Interventional studies with vitamin E assessing HDL oxidation and function have provided a mechanism for the pharmacogenomic interaction between Hp type and vitamin E on CVD outcomes. In both Hp 2-2 DM humans and mice, supplementation with vitamin E rapidly reduced HDL oxidation and corrected HDL dysfunction [
26]. Notably, no effect of vitamin E was found in non-Hp 2-2 DM on HDL oxidation or function [
26]. The restorative effect of vitamin E on HDL oxidation and function in Hp 2-2 DM individuals was reversible with a return of HDL to its prior oxidized and dysfunctional state within two months of its discontinuation [
26]. These data are consistent with the experience of Hp 2-2 DM participants of ICARE, who experienced a rapid increase in the rate of MI soon after vitamin E was discontinued.
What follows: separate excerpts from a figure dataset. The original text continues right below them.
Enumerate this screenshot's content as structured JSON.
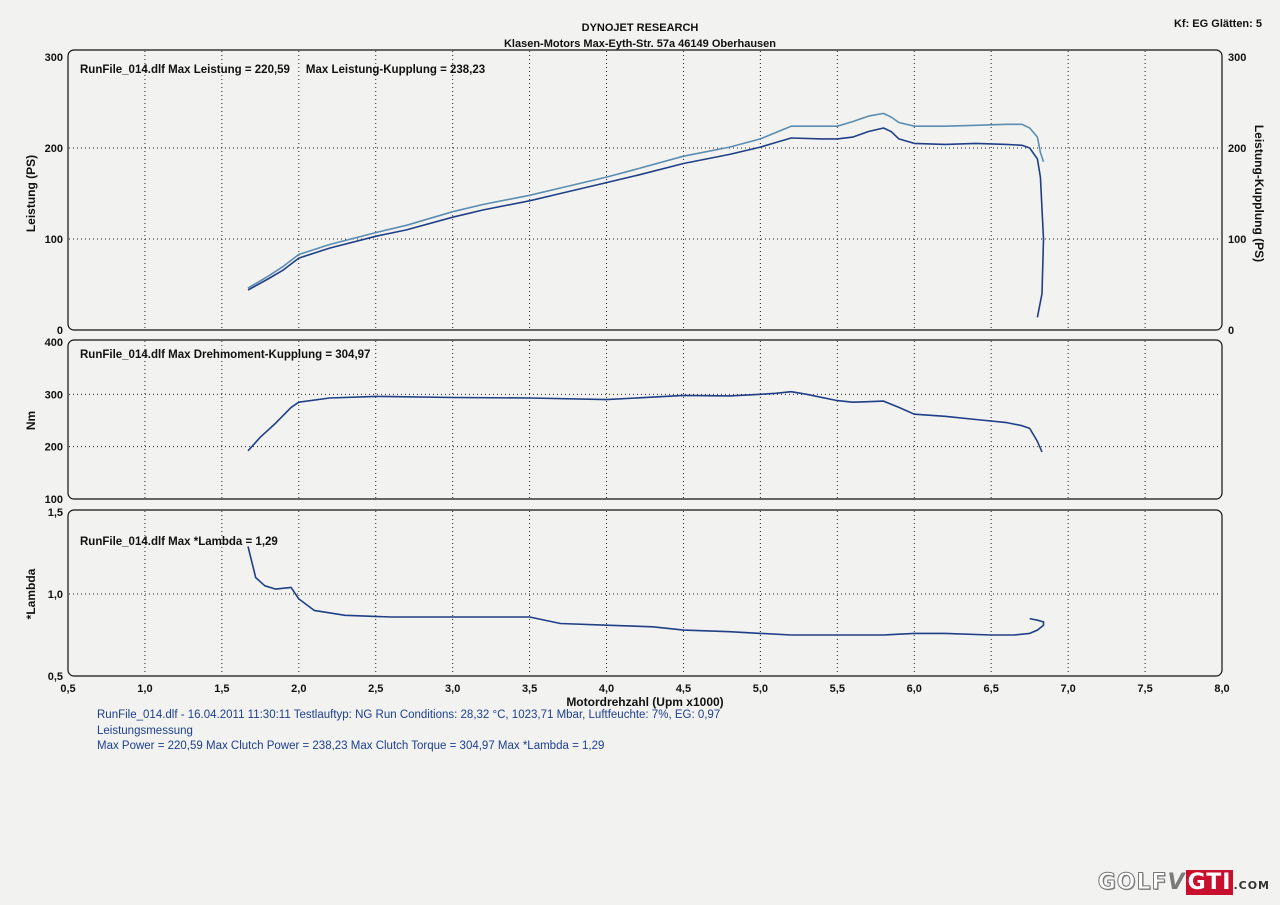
{
  "header": {
    "title": "DYNOJET RESEARCH",
    "address": "Klasen-Motors   Max-Eyth-Str. 57a   46149 Oberhausen",
    "top_right": "Kf: EG  Glätten: 5"
  },
  "footer": {
    "line1": "RunFile_014.dlf - 16.04.2011 11:30:11  Testlauftyp: NG  Run Conditions: 28,32 °C, 1023,71 Mbar,  Luftfeuchte: 7%, EG: 0,97",
    "line2": "Leistungsmessung",
    "line3": "Max Power = 220,59  Max Clutch Power = 238,23  Max Clutch Torque = 304,97  Max *Lambda = 1,29"
  },
  "logo": {
    "golf": "GOLF",
    "v": "V",
    "gti": "GTI",
    "com": ".COM"
  },
  "colors": {
    "line_dark": "#1f3f86",
    "line_light": "#5b8db0",
    "grid": "#222222"
  },
  "chart_data": [
    {
      "type": "line",
      "annotation": "RunFile_014.dlf Max Leistung = 220,59     Max Leistung-Kupplung = 238,23",
      "ylabel": "Leistung (PS)",
      "ylabel_right": "Leistung-Kupplung (PS)",
      "ylim": [
        0,
        300
      ],
      "yticks": [
        "0",
        "100",
        "200",
        "300"
      ],
      "xlim": [
        0.5,
        8.0
      ],
      "grid": true,
      "series": [
        {
          "color": "#1f3f86",
          "x": [
            1.67,
            1.8,
            1.9,
            2.0,
            2.2,
            2.5,
            2.7,
            3.0,
            3.2,
            3.5,
            3.7,
            4.0,
            4.2,
            4.5,
            4.8,
            5.0,
            5.1,
            5.2,
            5.4,
            5.5,
            5.6,
            5.7,
            5.8,
            5.85,
            5.9,
            6.0,
            6.2,
            6.4,
            6.6,
            6.7,
            6.75,
            6.8,
            6.82,
            6.84,
            6.83,
            6.8
          ],
          "y": [
            44,
            56,
            66,
            79,
            90,
            103,
            110,
            124,
            132,
            142,
            150,
            162,
            170,
            183,
            193,
            201,
            206,
            211,
            210,
            210,
            212,
            218,
            222,
            218,
            210,
            205,
            204,
            205,
            204,
            203,
            200,
            188,
            168,
            100,
            40,
            14
          ]
        },
        {
          "color": "#5b8db0",
          "x": [
            1.67,
            1.8,
            1.9,
            2.0,
            2.2,
            2.5,
            2.7,
            3.0,
            3.2,
            3.5,
            3.7,
            4.0,
            4.2,
            4.5,
            4.8,
            5.0,
            5.1,
            5.2,
            5.4,
            5.5,
            5.6,
            5.7,
            5.8,
            5.85,
            5.9,
            6.0,
            6.2,
            6.4,
            6.6,
            6.7,
            6.75,
            6.8,
            6.82,
            6.84
          ],
          "y": [
            46,
            59,
            70,
            83,
            94,
            107,
            115,
            130,
            138,
            148,
            156,
            168,
            177,
            191,
            201,
            210,
            217,
            224,
            224,
            224,
            229,
            235,
            238,
            234,
            228,
            224,
            224,
            225,
            226,
            226,
            222,
            212,
            195,
            185
          ]
        }
      ]
    },
    {
      "type": "line",
      "annotation": "RunFile_014.dlf Max Drehmoment-Kupplung = 304,97",
      "ylabel": "Nm",
      "ylim": [
        100,
        400
      ],
      "yticks": [
        "100",
        "200",
        "300",
        "400"
      ],
      "xlim": [
        0.5,
        8.0
      ],
      "grid": true,
      "series": [
        {
          "color": "#1f3f86",
          "x": [
            1.67,
            1.75,
            1.85,
            1.95,
            2.0,
            2.2,
            2.5,
            3.0,
            3.5,
            4.0,
            4.5,
            4.8,
            5.0,
            5.1,
            5.2,
            5.3,
            5.5,
            5.6,
            5.7,
            5.8,
            5.9,
            6.0,
            6.2,
            6.4,
            6.6,
            6.7,
            6.75,
            6.8,
            6.83
          ],
          "y": [
            192,
            218,
            245,
            275,
            285,
            293,
            296,
            294,
            293,
            290,
            298,
            297,
            300,
            302,
            305,
            300,
            288,
            285,
            286,
            287,
            275,
            262,
            258,
            252,
            246,
            240,
            235,
            210,
            190
          ]
        }
      ]
    },
    {
      "type": "line",
      "annotation": "RunFile_014.dlf Max *Lambda = 1,29",
      "ylabel": "*Lambda",
      "ylim": [
        0.5,
        1.5
      ],
      "yticks": [
        "0,5",
        "1,0",
        "1,5"
      ],
      "xlim": [
        0.5,
        8.0
      ],
      "xlabel": "Motordrehzahl (Upm x1000)",
      "xticks": [
        "0,5",
        "1,0",
        "1,5",
        "2,0",
        "2,5",
        "3,0",
        "3,5",
        "4,0",
        "4,5",
        "5,0",
        "5,5",
        "6,0",
        "6,5",
        "7,0",
        "7,5",
        "8,0"
      ],
      "grid": true,
      "series": [
        {
          "color": "#1f3f86",
          "x": [
            1.67,
            1.72,
            1.78,
            1.85,
            1.95,
            2.0,
            2.1,
            2.3,
            2.6,
            3.0,
            3.3,
            3.5,
            3.7,
            4.0,
            4.3,
            4.5,
            4.8,
            5.0,
            5.2,
            5.5,
            5.8,
            6.0,
            6.2,
            6.5,
            6.65,
            6.75,
            6.8,
            6.84,
            6.84,
            6.8,
            6.75
          ],
          "y": [
            1.29,
            1.1,
            1.05,
            1.03,
            1.04,
            0.97,
            0.9,
            0.87,
            0.86,
            0.86,
            0.86,
            0.86,
            0.82,
            0.81,
            0.8,
            0.78,
            0.77,
            0.76,
            0.75,
            0.75,
            0.75,
            0.76,
            0.76,
            0.75,
            0.75,
            0.76,
            0.78,
            0.81,
            0.83,
            0.84,
            0.85
          ]
        }
      ]
    }
  ]
}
While vitamin E provides protection to Hp 2-2 DM individuals, vitamin C appears to be harmful to this population. The Women’s Angiographic Vitamin Estrogen (WAVE) study investigated the effect of high-dose vitamin C and vitamin E on coronary artery plaque progression using serial angiography [
6]. WAVE participants were Hp typed and angiographic progression was greater in Hp 2-2 DM individuals who received vitamin C and vitamin E [
32]. Vitamin C and vitamin E promote or inhibit oxidative stress mediated by iron, respectively [
33], which is the key oxidant in Hp 2-2 DM [
34].
In vitro vitamin C promotes the reduction–oxidation cycling of iron while vitamin E does not [
33]. Vitamin C increases the oxidative activity of Hp 2-2–Hb bound to HDL, thereby not only increasing HDL oxidation but also resulting in an HDL particle that is pro-oxidative, pro-inflammatory and proatherogenic [
26]. Vitamin E, on the other hand, blocks Hb-mediated oxidation and prevents the oxidation of HDL by Hp 2-2–Hb. Finally, vitamin C supplementation to Hp 2-2 DM mice does not improve HDL function and blocks the ability of vitamin E to correct their HDL dysfunction [
35]. Our meta-analytical results do not demonstrate that vitamin E is harmful to non-Hp 2-2 DM individuals. However, because trials of vitamin E in DM have generally shown no benefit overall, there remains the possibility that vitamin E is harmful to some individuals, while helping Hp 2-2 DM individuals. Therefore, additional pharmacogenomic outcomes studies prospectively designed to assess not only clinical efficacy but also cost–effectiveness will be needed to determine whether a pharmacogenomic strategy of typing all individuals for Hp and then giving vitamin E only to those with the Hp 2-2 genotype is superior to providing all DM individuals with vitamin E without testing for Hp type.